As he became an adult, Sarris chased for more information, getting a friendly nurse to access Hartman's medical records. An unwed teenager from a wealthy background in Southern California, Hartman had been sent to Santa Rosa to deliver her child with no one the wiser. Instead, a botched blood transfusion killed her 10 days after his birth, and she was buried in the paupers' section of a local cemetery. When Sarris showed up with questions two decades later, the doctor who'd been in charge broke down crying, Sarris says.
Eventually Sarris tracked down his birth mother's brother, who couldn't tell him who his father was but, noting Sarris's 6-foot-2 height, said he reminded him of a Hawaiian-looking football player his sister used to date. That led Sarris to the 1948 Laguna Beach High School yearbook, where he found himself face to face with a darker version of himself: Emilio Hilario Jr.
It was too late to meet the man. He was dead. But Sarris's paternal grandfather, a Filipino immigrant, embraced him, showing him pictures of his late wife's family—Native Americans from Santa Rosa. Their house was filled with many of the same people hanging on the walls of the Native American family who'd taken him in as a teenager.
It was a transformative moment: He was a quarter Native American, a familiar mix in a tribe whose members have been scattered. There are no purebloods among them, Sarris says. The last Coastal Miwok native speaker died in 1978, though the tribe is reviving the language through education.

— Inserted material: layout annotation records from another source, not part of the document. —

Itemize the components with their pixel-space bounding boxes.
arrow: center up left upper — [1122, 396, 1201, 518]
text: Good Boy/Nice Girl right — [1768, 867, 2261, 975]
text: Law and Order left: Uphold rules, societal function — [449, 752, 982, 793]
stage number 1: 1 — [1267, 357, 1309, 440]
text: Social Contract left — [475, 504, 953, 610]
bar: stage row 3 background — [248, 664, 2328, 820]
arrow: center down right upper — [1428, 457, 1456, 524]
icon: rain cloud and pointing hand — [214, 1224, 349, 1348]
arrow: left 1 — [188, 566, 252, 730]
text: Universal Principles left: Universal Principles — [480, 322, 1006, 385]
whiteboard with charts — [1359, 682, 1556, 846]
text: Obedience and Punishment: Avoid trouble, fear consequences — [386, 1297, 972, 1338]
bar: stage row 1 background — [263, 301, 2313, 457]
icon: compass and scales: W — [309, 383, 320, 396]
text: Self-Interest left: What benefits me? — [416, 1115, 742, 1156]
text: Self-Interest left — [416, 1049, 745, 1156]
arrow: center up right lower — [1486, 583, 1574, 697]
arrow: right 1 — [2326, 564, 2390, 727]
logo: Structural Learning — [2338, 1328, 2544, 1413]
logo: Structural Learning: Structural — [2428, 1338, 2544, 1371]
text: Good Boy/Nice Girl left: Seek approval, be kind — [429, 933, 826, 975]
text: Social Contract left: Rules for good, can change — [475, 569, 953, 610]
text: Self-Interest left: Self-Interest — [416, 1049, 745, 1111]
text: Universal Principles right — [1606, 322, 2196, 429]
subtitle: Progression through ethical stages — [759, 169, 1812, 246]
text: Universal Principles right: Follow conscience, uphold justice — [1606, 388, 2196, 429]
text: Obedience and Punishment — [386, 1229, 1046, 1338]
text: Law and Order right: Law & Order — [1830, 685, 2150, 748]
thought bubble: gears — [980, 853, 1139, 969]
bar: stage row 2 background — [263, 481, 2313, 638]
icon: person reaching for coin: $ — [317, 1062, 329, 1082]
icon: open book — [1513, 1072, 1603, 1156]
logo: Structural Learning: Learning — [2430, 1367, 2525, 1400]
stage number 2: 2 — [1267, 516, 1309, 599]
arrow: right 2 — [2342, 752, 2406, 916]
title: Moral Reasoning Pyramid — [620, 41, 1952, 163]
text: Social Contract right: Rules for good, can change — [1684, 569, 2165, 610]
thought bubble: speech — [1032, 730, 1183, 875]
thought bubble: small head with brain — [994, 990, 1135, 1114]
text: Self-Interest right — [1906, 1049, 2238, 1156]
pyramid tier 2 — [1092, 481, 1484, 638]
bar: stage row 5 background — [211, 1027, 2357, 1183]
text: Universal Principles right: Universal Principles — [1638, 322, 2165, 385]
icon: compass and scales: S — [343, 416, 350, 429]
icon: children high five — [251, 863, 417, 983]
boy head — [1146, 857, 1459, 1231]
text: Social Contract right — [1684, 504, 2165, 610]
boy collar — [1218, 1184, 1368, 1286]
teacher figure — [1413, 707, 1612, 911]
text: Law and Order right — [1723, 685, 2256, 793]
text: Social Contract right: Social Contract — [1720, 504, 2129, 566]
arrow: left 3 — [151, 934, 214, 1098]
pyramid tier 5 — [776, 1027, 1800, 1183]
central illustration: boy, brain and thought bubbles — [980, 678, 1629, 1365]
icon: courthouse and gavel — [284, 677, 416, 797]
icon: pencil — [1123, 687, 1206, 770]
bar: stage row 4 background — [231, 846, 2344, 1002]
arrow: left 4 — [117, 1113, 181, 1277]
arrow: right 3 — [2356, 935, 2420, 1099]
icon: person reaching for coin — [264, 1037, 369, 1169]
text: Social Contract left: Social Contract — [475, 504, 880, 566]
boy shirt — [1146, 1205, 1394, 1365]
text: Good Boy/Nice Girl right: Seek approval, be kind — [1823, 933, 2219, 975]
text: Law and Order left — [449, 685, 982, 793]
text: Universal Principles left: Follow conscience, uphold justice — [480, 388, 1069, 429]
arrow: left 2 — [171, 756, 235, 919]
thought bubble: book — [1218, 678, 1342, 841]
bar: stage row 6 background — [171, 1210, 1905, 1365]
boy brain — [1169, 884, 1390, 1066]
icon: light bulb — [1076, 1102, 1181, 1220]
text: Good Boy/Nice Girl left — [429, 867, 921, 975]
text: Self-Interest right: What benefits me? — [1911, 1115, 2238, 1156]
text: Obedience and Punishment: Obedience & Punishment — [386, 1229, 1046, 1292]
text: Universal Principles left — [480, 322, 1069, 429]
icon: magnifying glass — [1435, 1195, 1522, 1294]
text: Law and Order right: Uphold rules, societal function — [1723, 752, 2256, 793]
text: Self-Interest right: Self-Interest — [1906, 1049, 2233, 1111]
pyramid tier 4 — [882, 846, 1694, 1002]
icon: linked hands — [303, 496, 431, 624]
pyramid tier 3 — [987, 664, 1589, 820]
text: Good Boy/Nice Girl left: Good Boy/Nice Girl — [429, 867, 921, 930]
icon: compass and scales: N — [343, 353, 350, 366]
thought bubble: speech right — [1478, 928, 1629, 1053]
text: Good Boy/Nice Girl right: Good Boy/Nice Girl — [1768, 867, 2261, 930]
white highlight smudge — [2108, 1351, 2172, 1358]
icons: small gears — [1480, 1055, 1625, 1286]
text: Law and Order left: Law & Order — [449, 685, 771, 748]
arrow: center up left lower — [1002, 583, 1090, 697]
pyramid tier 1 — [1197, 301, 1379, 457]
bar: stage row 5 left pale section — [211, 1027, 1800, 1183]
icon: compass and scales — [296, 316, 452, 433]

But Sarris had found his home—a theme—that he says dominates all his writing. And he had found a cause that would anchor his life.
While earning his doctorate at Stanford, Sarris led the campaign to start an immersion program for Native American students, which quickly turned around a woeful attrition rate. His work in the classroom helped him win the Gores Award for excellence in teaching in 1989. The casino is just the most recent and public accomplishment animated by the same inspiration.
"If something is wrong, you try to make it right."
Sam Scott is a senior writer for Stanford.